Hotdata, Inc Research Engineer (PhD) - Database Internals / Special Projects San Francisco, CA · Full time

Research Engineer (PhD) - Database Internals / Special Projects

About Hotdata, Inc

We’re an early-stage, VC-backed startup at the intersection of data systems and agentic AI. Founded by three experienced engineers and product leaders, we’re building an agent-first product at the intersection of data systems and developer platforms. We combine modern data systems, vector indexing, and RAG techniques to give agents instant, intelligent access to enterprise data - without the complexity of traditional data pipelines. We’re an early team solving hard distributed systems challenges with cutting-edge technologies (DataFusion, Arrow, Rust, cloud-native infra). If you want to shape the foundation of a new compute layer for AI agents, this is the place.

Description

Company: Hotdata, Inc.

Location: Remote or Bay Area

Type: Full-time


About Hotdata

Hotdata is building the next generation of the data layer for AI systems.

For the past decade, data infrastructure has been optimized for dashboards and analytics. But when agents are the creators and consumers of databases, we require new primitives for data systems.


Hotdata is building the infrastructure layer that enables agent-native applications to store, query, and reason over structured data efficiently. Our work sits at the intersection of database internals, distributed systems, query engines, and AI infrastructure.


We are looking for a research-oriented engineer with deep systems curiosity to explore new ideas in data systems and help translate them into working prototypes.


The Role

You will work directly with the founders on special projects exploring the future of database architecture, including:

  • New query engine architectures
  • AI-native data systems
  • Incremental computation and streaming data
  • Query planning and execution optimization
  • Vectorized execution and memory layouts
  • Agent-driven data workflows

Your work will start as research prototypes and often evolve into core components of the platform.


What You Will Work On

Examples of problems we are actively exploring:

  • Next-generation query planning and optimization
  • Systems built on Apache Arrow-style columnar memory models
  • Incremental and reactive query engines
  • New approaches to dataflow execution
  • Efficient state management for agents
  • Hybrid analytical/operational storage engines
  • Distributed query processing
  • Rust-based data infrastructure

This role sits close to database internals, not application development.


Responsibilities

  • Research and prototype new architectures for data systems
  • Build experimental query engines or execution frameworks
  • Work on low-level systems components in Rust or C++
  • Explore novel ideas in query planning, execution, and storage
  • Publish technical insights through internal papers, blogs, or talks
  • Translate research ideas into production-grade infrastructure
  • Collaborate with engineers building the Hotdata platform



What We’re Looking For

Required

  • PhD in Computer Science, Distributed Systems, Databases, or related field
  • Deep understanding of database internals or query engines
  • Strong systems programming experience (Rust, C++, or similar)
  • Experience working with at least one of:
  • query engines
  • compilers
  • distributed systems
  • storage engines
  • Strong research and prototyping ability

Bonus

  • Experience with Apache Arrow, DataFusion, DuckDB, Velox, or Spark
  • Contributions to open source data infrastructure
  • Experience with vectorized query execution
  • Background in query optimization
  • Research publications in data systems conferences (SIGMOD, VLDB, CIDR, etc.)

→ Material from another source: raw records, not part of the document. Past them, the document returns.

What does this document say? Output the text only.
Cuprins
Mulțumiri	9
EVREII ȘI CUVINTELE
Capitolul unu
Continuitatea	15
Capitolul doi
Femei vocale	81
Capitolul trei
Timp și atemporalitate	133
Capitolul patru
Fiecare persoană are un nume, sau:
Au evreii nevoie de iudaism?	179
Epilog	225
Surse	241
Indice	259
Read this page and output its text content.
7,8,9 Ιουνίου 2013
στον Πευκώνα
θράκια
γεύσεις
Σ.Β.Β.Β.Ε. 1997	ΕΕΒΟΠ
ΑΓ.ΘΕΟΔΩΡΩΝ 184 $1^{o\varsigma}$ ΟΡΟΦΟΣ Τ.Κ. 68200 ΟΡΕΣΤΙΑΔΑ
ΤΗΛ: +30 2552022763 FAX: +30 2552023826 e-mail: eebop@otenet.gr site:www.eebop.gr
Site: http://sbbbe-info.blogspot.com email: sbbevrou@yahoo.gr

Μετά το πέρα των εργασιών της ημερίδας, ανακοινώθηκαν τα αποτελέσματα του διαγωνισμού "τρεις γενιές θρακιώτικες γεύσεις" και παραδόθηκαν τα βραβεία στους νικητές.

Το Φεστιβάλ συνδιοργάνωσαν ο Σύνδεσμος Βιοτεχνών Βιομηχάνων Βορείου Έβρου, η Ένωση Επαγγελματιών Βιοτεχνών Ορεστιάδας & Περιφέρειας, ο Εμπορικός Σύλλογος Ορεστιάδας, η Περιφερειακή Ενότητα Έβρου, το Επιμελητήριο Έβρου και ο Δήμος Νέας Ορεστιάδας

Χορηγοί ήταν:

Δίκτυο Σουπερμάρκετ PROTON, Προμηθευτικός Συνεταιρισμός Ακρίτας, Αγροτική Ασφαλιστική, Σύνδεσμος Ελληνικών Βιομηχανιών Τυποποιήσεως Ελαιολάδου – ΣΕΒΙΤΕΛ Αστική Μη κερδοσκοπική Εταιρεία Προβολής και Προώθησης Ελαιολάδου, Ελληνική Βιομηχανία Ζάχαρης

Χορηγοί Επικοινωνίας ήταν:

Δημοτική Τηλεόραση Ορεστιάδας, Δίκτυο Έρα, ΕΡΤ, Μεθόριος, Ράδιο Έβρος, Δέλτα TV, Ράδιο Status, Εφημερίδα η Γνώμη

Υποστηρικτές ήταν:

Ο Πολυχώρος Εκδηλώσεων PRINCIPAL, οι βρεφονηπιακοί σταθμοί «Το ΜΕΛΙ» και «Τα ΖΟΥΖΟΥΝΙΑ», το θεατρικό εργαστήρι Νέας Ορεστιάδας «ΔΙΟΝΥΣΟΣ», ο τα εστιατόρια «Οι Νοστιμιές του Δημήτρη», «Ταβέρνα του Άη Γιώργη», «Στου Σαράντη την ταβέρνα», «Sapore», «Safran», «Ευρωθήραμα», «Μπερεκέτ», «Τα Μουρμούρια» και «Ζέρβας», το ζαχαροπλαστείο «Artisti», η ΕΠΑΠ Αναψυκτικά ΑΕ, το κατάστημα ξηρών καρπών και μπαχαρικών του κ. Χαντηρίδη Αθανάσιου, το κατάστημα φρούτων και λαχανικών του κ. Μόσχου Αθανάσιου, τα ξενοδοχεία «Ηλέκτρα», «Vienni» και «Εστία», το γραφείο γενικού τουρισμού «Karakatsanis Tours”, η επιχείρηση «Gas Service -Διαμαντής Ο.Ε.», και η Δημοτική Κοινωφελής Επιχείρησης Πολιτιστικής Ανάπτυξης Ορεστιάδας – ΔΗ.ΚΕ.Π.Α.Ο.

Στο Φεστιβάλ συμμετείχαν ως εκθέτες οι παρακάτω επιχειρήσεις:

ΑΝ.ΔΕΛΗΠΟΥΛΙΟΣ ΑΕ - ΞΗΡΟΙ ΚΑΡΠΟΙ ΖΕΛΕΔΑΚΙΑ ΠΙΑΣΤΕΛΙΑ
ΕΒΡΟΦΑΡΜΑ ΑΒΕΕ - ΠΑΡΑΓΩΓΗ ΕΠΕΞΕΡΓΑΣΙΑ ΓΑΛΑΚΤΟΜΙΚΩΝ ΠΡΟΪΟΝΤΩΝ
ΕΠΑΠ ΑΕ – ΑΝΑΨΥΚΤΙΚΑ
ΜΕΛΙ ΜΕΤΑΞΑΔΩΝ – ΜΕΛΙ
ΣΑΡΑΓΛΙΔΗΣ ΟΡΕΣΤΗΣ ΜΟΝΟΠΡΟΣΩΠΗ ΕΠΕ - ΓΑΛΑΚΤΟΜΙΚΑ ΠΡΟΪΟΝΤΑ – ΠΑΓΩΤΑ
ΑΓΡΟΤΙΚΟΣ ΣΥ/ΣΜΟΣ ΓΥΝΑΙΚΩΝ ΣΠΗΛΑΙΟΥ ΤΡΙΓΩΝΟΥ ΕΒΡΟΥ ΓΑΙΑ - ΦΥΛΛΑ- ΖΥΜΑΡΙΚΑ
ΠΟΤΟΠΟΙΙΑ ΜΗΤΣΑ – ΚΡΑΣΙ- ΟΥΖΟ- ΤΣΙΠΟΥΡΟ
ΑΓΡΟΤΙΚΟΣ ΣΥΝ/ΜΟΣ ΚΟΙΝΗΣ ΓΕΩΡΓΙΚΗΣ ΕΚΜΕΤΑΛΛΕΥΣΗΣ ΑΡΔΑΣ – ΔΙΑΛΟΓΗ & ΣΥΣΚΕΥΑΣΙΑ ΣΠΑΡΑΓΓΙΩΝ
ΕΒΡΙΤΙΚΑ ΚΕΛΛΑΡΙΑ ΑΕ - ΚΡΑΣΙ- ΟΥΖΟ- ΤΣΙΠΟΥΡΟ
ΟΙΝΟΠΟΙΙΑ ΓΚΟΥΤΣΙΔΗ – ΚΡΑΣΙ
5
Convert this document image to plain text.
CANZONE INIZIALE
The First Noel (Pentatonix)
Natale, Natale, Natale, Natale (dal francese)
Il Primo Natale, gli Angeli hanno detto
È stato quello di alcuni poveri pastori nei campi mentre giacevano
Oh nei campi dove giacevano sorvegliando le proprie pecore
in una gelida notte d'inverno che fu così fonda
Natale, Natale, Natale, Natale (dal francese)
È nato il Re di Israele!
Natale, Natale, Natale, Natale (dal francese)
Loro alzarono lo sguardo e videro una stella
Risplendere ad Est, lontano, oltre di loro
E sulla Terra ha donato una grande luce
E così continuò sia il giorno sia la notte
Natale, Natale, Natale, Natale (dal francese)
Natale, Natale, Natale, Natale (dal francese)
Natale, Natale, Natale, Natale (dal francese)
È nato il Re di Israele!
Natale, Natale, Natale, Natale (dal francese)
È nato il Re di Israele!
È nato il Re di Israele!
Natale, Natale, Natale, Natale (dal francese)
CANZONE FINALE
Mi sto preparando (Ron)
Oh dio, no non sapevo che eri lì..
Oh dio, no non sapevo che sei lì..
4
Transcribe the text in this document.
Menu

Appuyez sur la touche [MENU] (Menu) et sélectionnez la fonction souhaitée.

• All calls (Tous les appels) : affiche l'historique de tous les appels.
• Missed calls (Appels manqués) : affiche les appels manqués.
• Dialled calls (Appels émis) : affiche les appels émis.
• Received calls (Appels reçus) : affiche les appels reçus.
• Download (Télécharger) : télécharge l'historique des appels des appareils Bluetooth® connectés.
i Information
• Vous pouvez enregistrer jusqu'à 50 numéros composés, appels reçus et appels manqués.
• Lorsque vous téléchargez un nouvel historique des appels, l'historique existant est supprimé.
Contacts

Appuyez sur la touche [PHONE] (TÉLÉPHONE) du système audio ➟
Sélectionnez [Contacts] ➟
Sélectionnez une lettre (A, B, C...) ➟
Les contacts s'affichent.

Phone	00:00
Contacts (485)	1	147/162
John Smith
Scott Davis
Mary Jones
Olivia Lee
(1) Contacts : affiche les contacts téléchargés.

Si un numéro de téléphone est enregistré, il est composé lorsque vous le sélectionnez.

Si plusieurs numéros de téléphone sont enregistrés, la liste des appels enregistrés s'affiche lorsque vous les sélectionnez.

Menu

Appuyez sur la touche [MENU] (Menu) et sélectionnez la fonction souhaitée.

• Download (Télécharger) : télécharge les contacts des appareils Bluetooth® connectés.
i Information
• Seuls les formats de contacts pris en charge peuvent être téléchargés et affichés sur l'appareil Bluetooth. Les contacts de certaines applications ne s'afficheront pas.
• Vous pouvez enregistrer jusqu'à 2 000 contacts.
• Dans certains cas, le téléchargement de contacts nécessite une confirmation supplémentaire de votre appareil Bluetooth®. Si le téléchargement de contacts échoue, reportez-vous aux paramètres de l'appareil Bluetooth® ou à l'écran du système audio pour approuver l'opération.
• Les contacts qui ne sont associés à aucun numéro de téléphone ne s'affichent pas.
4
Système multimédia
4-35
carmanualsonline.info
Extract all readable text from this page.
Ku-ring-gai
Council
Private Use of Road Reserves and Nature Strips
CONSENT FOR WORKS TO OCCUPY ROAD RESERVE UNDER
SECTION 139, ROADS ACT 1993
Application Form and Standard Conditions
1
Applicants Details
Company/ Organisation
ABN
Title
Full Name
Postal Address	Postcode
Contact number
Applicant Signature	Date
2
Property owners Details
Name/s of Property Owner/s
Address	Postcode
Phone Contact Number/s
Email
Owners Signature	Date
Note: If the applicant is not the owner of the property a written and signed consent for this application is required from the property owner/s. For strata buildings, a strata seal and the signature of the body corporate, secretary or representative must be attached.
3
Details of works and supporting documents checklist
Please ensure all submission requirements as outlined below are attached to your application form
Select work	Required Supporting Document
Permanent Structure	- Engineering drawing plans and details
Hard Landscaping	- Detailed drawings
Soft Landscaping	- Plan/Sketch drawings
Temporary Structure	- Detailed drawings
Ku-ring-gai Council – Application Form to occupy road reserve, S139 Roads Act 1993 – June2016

What Makes This Role Unique

  • Work directly on the core architecture of a new data system
  • Small team where research ideas ship into production
  • Opportunity to influence the future of AI data infrastructure
  • Freedom to pursue deep technical ideas


Ideal Candidates

You might be a:

  • PhD student finishing research in databases or distributed systems
  • Systems engineer who has worked on query engines or storage engines
  • Open source contributor to data infrastructure projects
  • Researcher interested in building real systems


Technologies We Care About

Examples of systems and technologies relevant to this work include:

  • Rust
  • Apache Arrow
  • DataFusion
  • Parquet
  • DuckDB
  • Query optimizers
  • Distributed data systems


Why Join Hotdata

Most database companies optimize existing systems. We believe the rise of AI agents fundamentally changes the data layer. Hotdata is building the infrastructure for that shift. If you enjoy working at the boundary of research and real systems, we'd love to talk.



Salary

$10,000 - $20,000 per month